Monday, 15 May 2017

The substring() Method in JDK 6 and JDK 7

The substring(int beginIndex, int endIndex) method in JDK 6 and JDK 7 are different. Knowing the difference can help you better use them. For simplicity reasons, in the following substring() represent the substring(int beginIndex, int endIndex) method.

1. What substring() does?


The substring(int beginIndex, int endIndex) method returns a string that starts with beginIndex and ends with endIndex-1.

String x = "abcdef";
x = x.substring(1,3);
System.out.println(x);

Output:

bc

2. What happens when substring() is called?


You may know that because x is immutable, when x is assigned with the result of x.substring(1,3), it points to a totally new string like the following:

Oracle Java Tutorials and Materials, Oracle Java Guide

However, this diagram is not exactly right or it represents what really happens in the heap. What really happens when substring() is called is different between JDK 6 and JDK 7.

3. substring() in JDK 6


String is supported by a char array. In JDK 6, the String class contains 3 fields: char value[], int offset, int count. They are used to store real character array, the first index of the array, the number of characters in the String.

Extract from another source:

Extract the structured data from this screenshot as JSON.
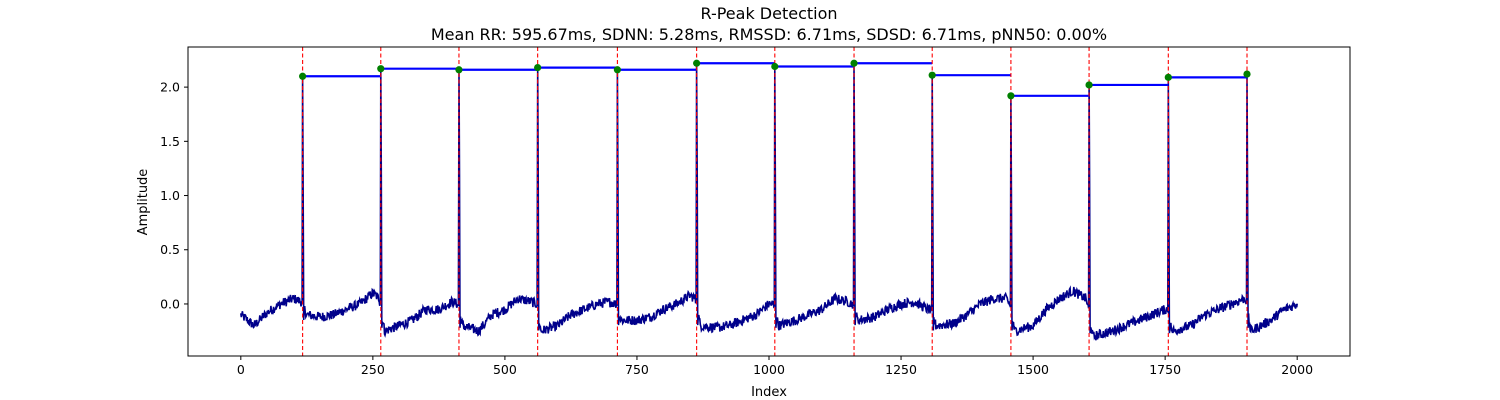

When the substring() method is called, it creates a new string, but the string's value still points to the same array in the heap. The difference between the two Strings is their count and offset values.

Oracle Java Tutorials and Materials, Oracle Java Guide

The following code is simplified and only contains the key point for explain this problem.

//JDK 6
String(int offset, int count, char value[]) {
this.value = value;
this.offset = offset;
this.count = count;
}

public String substring(int beginIndex, int endIndex) {
//check boundary
return  new String(offset + beginIndex, endIndex - beginIndex, value);
}

4. A problem caused by substring() in JDK 6


If you have a VERY long string, but you only need a small part each time by using substring(). This will cause a performance problem since you need only a small part, you keep the whole thing. For JDK 6, the solution is using the following, which will make it point to a real substring:

x = x.substring(x, y) + ""

5. substring() in JDK 7


This is improved in JDK 7. In JDK 7, the substring() method actually create a new array in the heap.

Oracle Java Tutorials and Materials, Oracle Java Guide

//JDK 7
public String(char value[], int offset, int count) {
//check boundary
this.value = Arrays.copyOfRange(value, offset, offset + count);
}

public String substring(int beginIndex, int endIndex) {
//check boundary
int subLen = endIndex - beginIndex;
return new String(value, beginIndex, subLen);
}